On CIO.com, Paul Glen describes how to get projects done by motivating  his employees to perform no matter where their loyalties lie. I found this article to be interesting because as managers, your thought process focuses on getting the project complete regardless of who is doing the work. Glen goes on about how he pays his contractors lots of money to deliver product and that their motivation is their own business. Some ways Glen kept them motivated consist of:
·         “Including them in all the project-related activities that employees in the same role would be included in. Keep them informed about relevant project and business issues. Involve them in the relationship with outside stakeholders.
·         Explaining his expectations of them in terms of the roles he wanted them to fill rather than the deliverers he wanted them to produce. They will interact with the team very differently when you explain that you want them to serve as the QA lead on the project rather than defining their work as developing and executing a test plan. Then manage to the behavioral expectations rather than only to schedules and budgets.
·         Acknowledged that he understand their concerns and aspirations as contractors. Let them know that you know that references and referrals are essential to their ongoing well-being. Also, assure them that you understand that predictability is helpful for them; commit to giving them as much notice as you can about when you'll need their services again or when you won't need them anymore.”
I found this week’s study to be very informative in learning more in-depth about motivating others. I have worked a lot with motivation in the past with past employees to help push for certain goals the company was looking to achieve. It became more intriguing when I began to put the videos on happiness and thing weeks readings together to figure out that all of the key emotions makes a big difference when you’re motivating others. Some questions I found myself asking were; how do you motivate employees who are bitter? Or how do you continue to motivate employees who are considered sweet without driving them away from the job because we are asking for too much? I believe that every once in a while; managers should get a refresher on incentives and motivating others.



Citations:

Glen, P. (2014, March 10).
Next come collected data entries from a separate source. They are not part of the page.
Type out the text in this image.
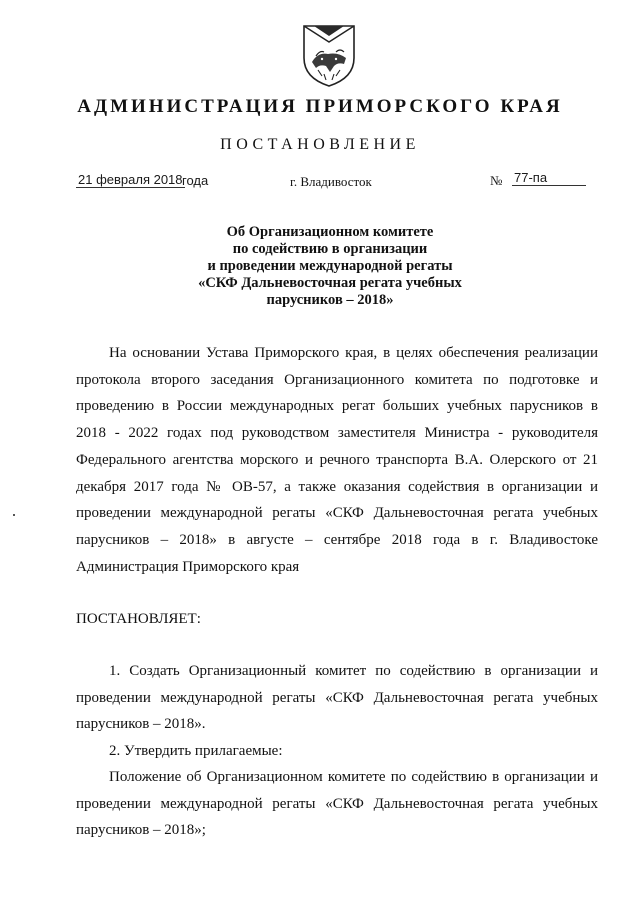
АДМИНИСТРАЦИЯ ПРИМОРСКОГО КРАЯ
ПОСТАНОВЛЕНИЕ
21 февраля 2018 года	г. Владивосток	№ 77-па
Об Организационном комитете
по содействию в организации
и проведении международной регаты
«СКФ Дальневосточная регата учебных
парусников – 2018»

На основании Устава Приморского края, в целях обеспечения реализации протокола второго заседания Организационного комитета по подготовке и проведению в России международных регат больших учебных парусников в 2018 - 2022 годах под руководством заместителя Министра - руководителя Федерального агентства морского и речного транспорта В.А. Олерского от 21 декабря 2017 года № ОВ-57, а также оказания содействия в организации и проведении международной регаты «СКФ Дальневосточная регата учебных парусников – 2018» в августе – сентябре 2018 года в г. Владивостоке Администрация Приморского края

ПОСТАНОВЛЯЕТ:

1. Создать Организационный комитет по содействию в организации и проведении международной регаты «СКФ Дальневосточная регата учебных парусников – 2018».

2. Утвердить прилагаемые:

Положение об Организационном комитете по содействию в организации и проведении международной регаты «СКФ Дальневосточная регата учебных парусников – 2018»;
Motivating the Mercenaries. . Retrieved , from http://www.cio.com/article/2378058/project-management/motivating-the-mercenaries.html

Pfeffer, J., & Sutton, R. I. (2006). Hard facts, dangerous half-truths, and total nonsense: profiting from evidence-based management. Boston, Mass.: Harvard Business School Press.


1 comment:

  1. Reva, I enjoyed your ending thoughts about how to motivate certain people. I'm sure everyone has issues motivating people that just don't want to be there and are bitter. I would like to see some research on this as well. I'm sure we would have to dive into what makes them bitter, etc. And then it becomes more about psychiatry, rather than a place of employment. Just like with anything else, you can't please 100% of people 100% of the time. I agree that managers should get refreshers on how to motivate their teams. Managers, just like everyone else get complacent and I'm sure they also need to reminded of why they are there and that they need that motivation as well.